By Vivian Warby and Louise Flanagan
The inauguration ceremony planned to celebrate ANC leader Jacob Zuma becoming the country's third democratically elected president will carry a price tag of R75-million.
The event at the Union Buildings in Pretoria on May 9 will see heads of state, MPs, newly-elected premiers, presiding officers of Parliament, diplomats, bodies such as the UN, African Union and Southern African Development Community, as well as the cream of local and international business and community leaders, descend on the city, according to government spokesperson Themba Maseko.
He said it would be "quite a huge affair. Considering the global financial situation, finances have been capped for it, but we are certainly going to be putting on a glittering event."
The R75-million budget comes from both the Department of Foreign Affairs and Department of Public Works. Foreign Affairs pays for inauguration costs under its protocol budget.
The National Treasury's 2009 Estimates of National Expenditure has set aside R60-million for the event, while the Department of Public Works has allocated R15-million.
This excludes any spending by police or security agencies, government communications, the Presidency or any other department on the event.
Ex-president Thabo Mbeki's second inauguration in 2004 probably cost about the same, while his 1999 inauguration cost Foreign Affairs R43,3-million.
Planning for Zuma's inauguration began months ago. In mid-January, tenders went out for the design, supply, erection, maintenance and removal of marquees. Two weeks later, another tender was issued for additional marquees.
In February, tenders were issued for temporary security fencing; sound, audiovisual and electrical equipment; furniture and portable toilets; horticultural services and decorations; red-carpet runners and "gold rods"; as well as seating, tables and linen.
The guest list for the formal inauguration ceremony is about 4 000-strong, said Maseko.
The lawns below the Union Buildings will be packed with tens of thousands of ordinary South Africans, bused in to witness Zuma being sworn in.
Those who can't attend will be able to watch live television broadcasts on any of the 100 big plasma screens to be erected across the country.
The formal inauguration ceremony usually ends at midday. While the dignitaries and VIPs eat lunch, people on the lawns will be treated to a concert. The evening usually sees a gala event for the luminaries, hosted by the new president.
Maseko said negotiations were still under way as to who would perform at the concert.
However, it's expected the line-up will include some of the country's foremost musicians and pop stars.
The government is keeping details of who has made it onto the guest list close to its chest.

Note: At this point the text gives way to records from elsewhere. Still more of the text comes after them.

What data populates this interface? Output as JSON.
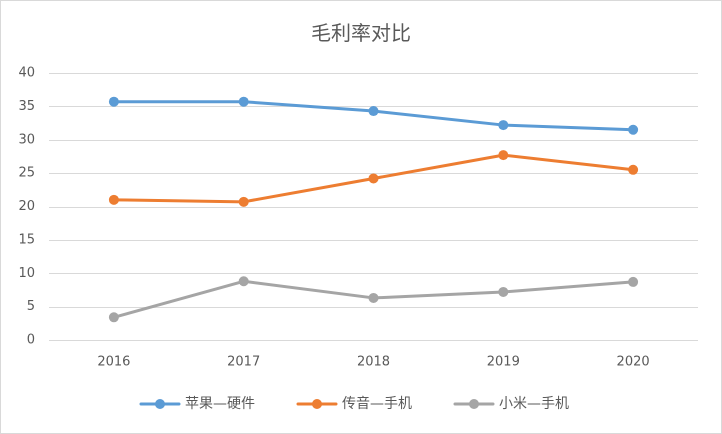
{
  "chart_data": {
    "type": "line",
    "title": "毛利率对比",
    "categories": [
      "2016",
      "2017",
      "2018",
      "2019",
      "2020"
    ],
    "ylim": [
      0,
      40
    ],
    "yticks": [
      0,
      5,
      10,
      15,
      20,
      25,
      30,
      35,
      40
    ],
    "grid": true,
    "legend": "bottom",
    "series": [
      {
        "name": "苹果—硬件",
        "color": "#5B9BD5",
        "values": [
          35.7,
          35.7,
          34.3,
          32.2,
          31.5
        ]
      },
      {
        "name": "传音—手机",
        "color": "#ED7D31",
        "values": [
          21.0,
          20.7,
          24.2,
          27.7,
          25.5
        ]
      },
      {
        "name": "小米—手机",
        "color": "#A5A5A5",
        "values": [
          3.4,
          8.8,
          6.3,
          7.2,
          8.7
        ]
      }
    ]
  }
}
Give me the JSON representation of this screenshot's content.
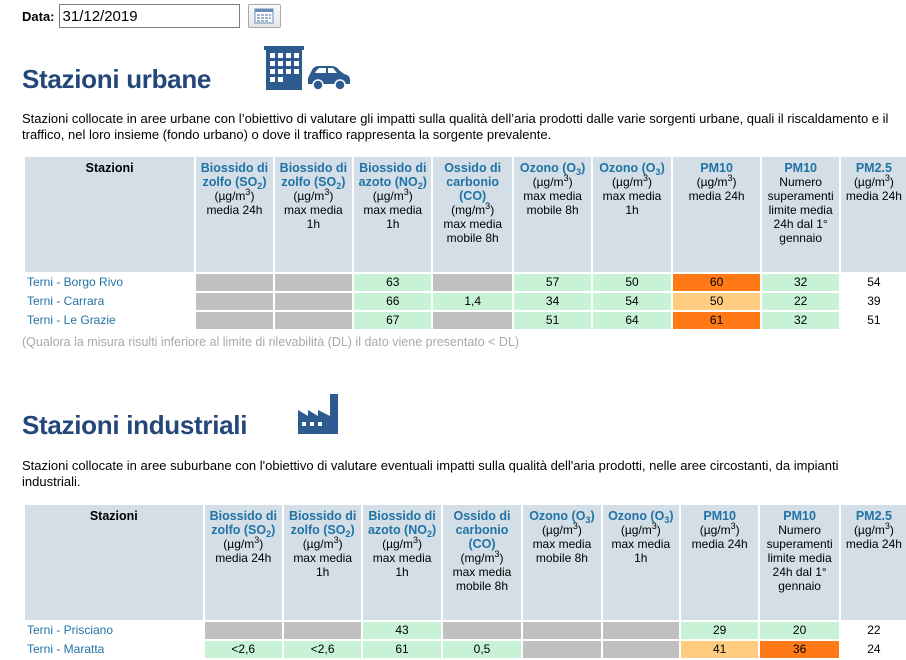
{
  "date": {
    "label": "Data:",
    "value": "31/12/2019"
  },
  "icons": {
    "calendar": "calendar-icon",
    "urban": "city-car-icon",
    "industrial": "factory-icon"
  },
  "colors": {
    "title": "#24477a",
    "link": "#2173a5",
    "header_bg": "#d3dee6",
    "gray": "#c0c0c0",
    "good": "#c7f2d5",
    "moderate": "#ffcc80",
    "bad": "#ff7a16"
  },
  "urban": {
    "title": "Stazioni urbane",
    "description": "Stazioni collocate in aree urbane con l’obiettivo di valutare gli impatti sulla qualità dell’aria prodotti dalle varie sorgenti urbane, quali il riscaldamento e il traffico, nel loro insieme (fondo urbano) o dove il traffico rappresenta la sorgente prevalente.",
    "rows": [
      {
        "name": "Terni - Borgo Rivo",
        "so2_24h": "",
        "so2_1h": "",
        "no2": "63",
        "co": "",
        "o3_8h": "57",
        "o3_1h": "50",
        "pm10": "60",
        "pm10_exc": "32",
        "pm25": "54"
      },
      {
        "name": "Terni - Carrara",
        "so2_24h": "",
        "so2_1h": "",
        "no2": "66",
        "co": "1,4",
        "o3_8h": "34",
        "o3_1h": "54",
        "pm10": "50",
        "pm10_exc": "22",
        "pm25": "39"
      },
      {
        "name": "Terni - Le Grazie",
        "so2_24h": "",
        "so2_1h": "",
        "no2": "67",
        "co": "",
        "o3_8h": "51",
        "o3_1h": "64",
        "pm10": "61",
        "pm10_exc": "32",
        "pm25": "51"
      }
    ]
  },
  "note": "(Qualora la misura risulti inferiore al limite di rilevabilità (DL) il dato viene presentato < DL)",
  "industrial": {
    "title": "Stazioni industriali",
    "description": "Stazioni collocate in aree suburbane con l'obiettivo di valutare eventuali impatti sulla qualità dell'aria prodotti, nelle aree circostanti, da impianti industriali.",
    "rows": [
      {
        "name": "Terni - Prisciano",
        "so2_24h": "",
        "so2_1h": "",
        "no2": "43",
        "co": "",
        "o3_8h": "",
        "o3_1h": "",
        "pm10": "29",
        "pm10_exc": "20",
        "pm25": "22"
      },
      {
        "name": "Terni - Maratta",
        "so2_24h": "<2,6",
        "so2_1h": "<2,6",
        "no2": "61",
        "co": "0,5",
        "o3_8h": "",
        "o3_1h": "",
        "pm10": "41",
        "pm10_exc": "36",
        "pm25": "24"
      }
    ]
  },
  "headers": {
    "stazioni": "Stazioni",
    "so2_title": "Biossido di zolfo (SO",
    "so2_unit": "(µg/m",
    "so2_24h_stat": "media 24h",
    "so2_1h_stat": "max media 1h",
    "no2_title": "Biossido di azoto (NO",
    "no2_unit": "(µg/m",
    "no2_stat": "max media 1h",
    "co_title": "Ossido di carbonio (CO)",
    "co_unit": "(mg/m",
    "co_stat": "max media mobile 8h",
    "o3_title": "Ozono (O",
    "o3_unit": "(µg/m",
    "o3_8h_stat": "max media mobile 8h",
    "o3_1h_stat": "max media 1h",
    "pm10_title": "PM10",
    "pm10_unit": "(µg/m",
    "pm10_stat": "media 24h",
    "pm10_exc_title": "PM10",
    "pm10_exc_stat": "Numero superamenti limite media 24h dal 1° gennaio",
    "pm25_title": "PM2.5",
    "pm25_unit": "(µg/m",
    "pm25_stat": "media 24h"
  }
}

Maseko said yesterday it had yet to be finalised. However, it is understood that Sudanese President Omar al-Bashir has not been invited, and nor have leaders from Madagascar, Mauritania, Guinea-Bissau and Guinea.
The Dalai Lama, the Tibetan spiritual leader, has also not cracked a nod as "he is not a head of state", said Maseko.
The US embassy advised yesterday that, contrary to reports in the Sunday Times, US Secretary of State Hillary Clinton would not be attending in the place of President Barack Obama. The name of a US representative has yet to be announced.